- Histograms generated by
seaborn.histplot
and seaborn.displot
do not match.
- Default plot for
sns.displot
is kind='hist'
- Tested with
python3.8.11
, seaborn 0.11.2
, and matplotlib 3.4.2
- Why do the outputs not match, and how can this be resolved?
- The expectation is, given
bins
, the density
of the corresponding plots should match.
- Information contained in Visualizing distributions of data doesn't resolve the question.
import seaborn as sns
import matplotlib.pyplot as plt
# sample data: wide
dfw = sns.load_dataset("penguins", cache=False)[['bill_length_mm', 'bill_depth_mm']].dropna()
# sample data: long
dfl = dfw.melt(var_name='bill_size', value_name='vals')
seaborn.displot
- Ignores
'sharex': False
, though 'sharey'
works
- Ignores
bins
fg = sns.displot(data=dfl, x='vals', col='bill_size', kde=True, stat='density', bins=12, height=4, facet_kws={'sharey': False, 'sharex': False})
plt.show()
- Setting
xlim
doesn't make a difference
fg = sns.displot(data=dfl, x='vals', col='bill_size', kde=True, stat='density', bins=12, height=4, facet_kws={'sharey': False, 'sharex': False})
axes = fg.axes.ravel()
axes[0].set_xlim(25, 65)
axes[1].set_xlim(13, 26)
plt.show()
seaborn.histplot
fig, (ax1, ax2) = plt.subplots(1, 2, figsize=(8, 4))
sns.histplot(data=dfw.bill_length_mm, kde=True, stat='density', bins=12, ax=ax1)
sns.histplot(data=dfw.bill_depth_mm, kde=True, stat='density', bins=12, ax=ax2)
fig.tight_layout()
plt.show()
Update
- As suggested by mwaskom,
common_bins=False
gets the histograms into the same shape, resolving the issues of ignoring bins
and sharex
. However, the density
seems to be affected by the number of plots in the displot
.
- If there are 3 plots in the
displot
, then the density is 1/3 that shown in the histplot
; for 2 plots, the density is 1/2.
- As suggested by mwaskom in a comment,
common_bins=False
gets the histograms into the same shape, resolving the issues of ignoring bins
and sharex
, and the density
in a faceted plot is scaled by the number of data points in each facet, not the number of facets.
- The issue with
density
being split by the number of plots in displot
is resolved by using common_norm=False
Plot Code
# displot
fg = sns.displot(data=dfl, x='vals', col='bill_size', kde=True, stat='density', bins=12, height=4,
facet_kws={'sharey': False, 'sharex': False}, common_bins=False, common_norm=False)

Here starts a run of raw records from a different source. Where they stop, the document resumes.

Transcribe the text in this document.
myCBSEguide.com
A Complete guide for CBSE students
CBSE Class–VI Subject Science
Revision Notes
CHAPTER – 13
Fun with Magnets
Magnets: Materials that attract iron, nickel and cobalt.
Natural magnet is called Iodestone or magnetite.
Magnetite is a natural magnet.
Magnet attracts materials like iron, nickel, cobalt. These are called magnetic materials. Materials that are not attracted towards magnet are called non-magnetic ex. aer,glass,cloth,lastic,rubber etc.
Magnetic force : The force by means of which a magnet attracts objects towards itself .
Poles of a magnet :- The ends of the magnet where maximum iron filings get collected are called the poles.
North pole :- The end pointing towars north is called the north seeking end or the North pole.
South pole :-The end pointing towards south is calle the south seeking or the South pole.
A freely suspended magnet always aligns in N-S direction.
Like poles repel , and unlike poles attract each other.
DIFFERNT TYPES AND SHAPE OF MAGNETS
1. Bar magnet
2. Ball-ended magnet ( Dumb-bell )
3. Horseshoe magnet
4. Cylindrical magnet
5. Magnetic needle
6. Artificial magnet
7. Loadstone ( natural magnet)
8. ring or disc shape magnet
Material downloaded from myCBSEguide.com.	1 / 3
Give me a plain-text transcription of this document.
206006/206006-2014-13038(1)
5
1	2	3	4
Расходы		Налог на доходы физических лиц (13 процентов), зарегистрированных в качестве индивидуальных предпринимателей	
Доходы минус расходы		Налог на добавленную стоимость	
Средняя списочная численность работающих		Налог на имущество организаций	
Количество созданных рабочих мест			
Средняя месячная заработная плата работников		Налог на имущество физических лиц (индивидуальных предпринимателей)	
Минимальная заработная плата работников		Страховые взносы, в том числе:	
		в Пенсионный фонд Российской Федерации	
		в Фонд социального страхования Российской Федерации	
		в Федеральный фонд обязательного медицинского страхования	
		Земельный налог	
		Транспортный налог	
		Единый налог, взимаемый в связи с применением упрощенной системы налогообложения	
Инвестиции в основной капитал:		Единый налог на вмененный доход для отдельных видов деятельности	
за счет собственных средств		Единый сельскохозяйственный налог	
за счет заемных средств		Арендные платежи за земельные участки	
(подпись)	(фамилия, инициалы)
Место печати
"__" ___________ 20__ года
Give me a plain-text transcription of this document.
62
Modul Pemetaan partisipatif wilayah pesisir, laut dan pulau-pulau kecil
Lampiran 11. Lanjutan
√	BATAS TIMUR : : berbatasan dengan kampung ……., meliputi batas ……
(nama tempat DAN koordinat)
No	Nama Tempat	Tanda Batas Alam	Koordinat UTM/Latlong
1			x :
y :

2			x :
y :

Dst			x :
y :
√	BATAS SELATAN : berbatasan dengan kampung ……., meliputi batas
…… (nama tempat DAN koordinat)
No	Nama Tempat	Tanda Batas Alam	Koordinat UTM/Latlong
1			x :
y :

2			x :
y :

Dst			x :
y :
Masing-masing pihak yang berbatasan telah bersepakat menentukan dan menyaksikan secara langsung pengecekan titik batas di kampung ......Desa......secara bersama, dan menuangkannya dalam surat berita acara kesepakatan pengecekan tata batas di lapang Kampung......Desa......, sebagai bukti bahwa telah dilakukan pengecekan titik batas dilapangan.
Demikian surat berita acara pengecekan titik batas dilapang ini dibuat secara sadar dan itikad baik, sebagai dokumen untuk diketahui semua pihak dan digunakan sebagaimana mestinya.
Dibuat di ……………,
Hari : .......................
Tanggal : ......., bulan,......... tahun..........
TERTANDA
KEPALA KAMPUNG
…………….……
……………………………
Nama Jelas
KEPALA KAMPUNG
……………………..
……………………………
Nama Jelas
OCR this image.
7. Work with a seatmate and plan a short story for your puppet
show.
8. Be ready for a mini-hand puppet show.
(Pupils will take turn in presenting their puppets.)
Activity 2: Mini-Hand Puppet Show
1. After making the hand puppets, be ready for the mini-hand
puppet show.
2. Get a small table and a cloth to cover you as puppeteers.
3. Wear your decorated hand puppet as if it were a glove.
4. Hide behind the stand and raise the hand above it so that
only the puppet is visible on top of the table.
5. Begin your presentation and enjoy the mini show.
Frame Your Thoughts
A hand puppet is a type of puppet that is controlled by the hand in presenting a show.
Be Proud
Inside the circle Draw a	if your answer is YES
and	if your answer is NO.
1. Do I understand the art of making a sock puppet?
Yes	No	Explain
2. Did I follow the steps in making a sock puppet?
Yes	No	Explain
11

fg.fig.subplots_adjust(top=0.85)
fg.fig.suptitle('Displot with common_bins & common_norm as False')
plt.show()
# histplot
fig, (ax1, ax2) = plt.subplots(1, 2, figsize=(8, 4))
sns.histplot(data=dfw.bill_length_mm, kde=True, stat='density', bins=12, ax=ax1)
sns.histplot(data=dfw.bill_depth_mm, kde=True, stat='density', bins=12, ax=ax2)
fig.subplots_adjust(top=0.85)
fig.suptitle('Histplot')
fig.tight_layout()
plt.show()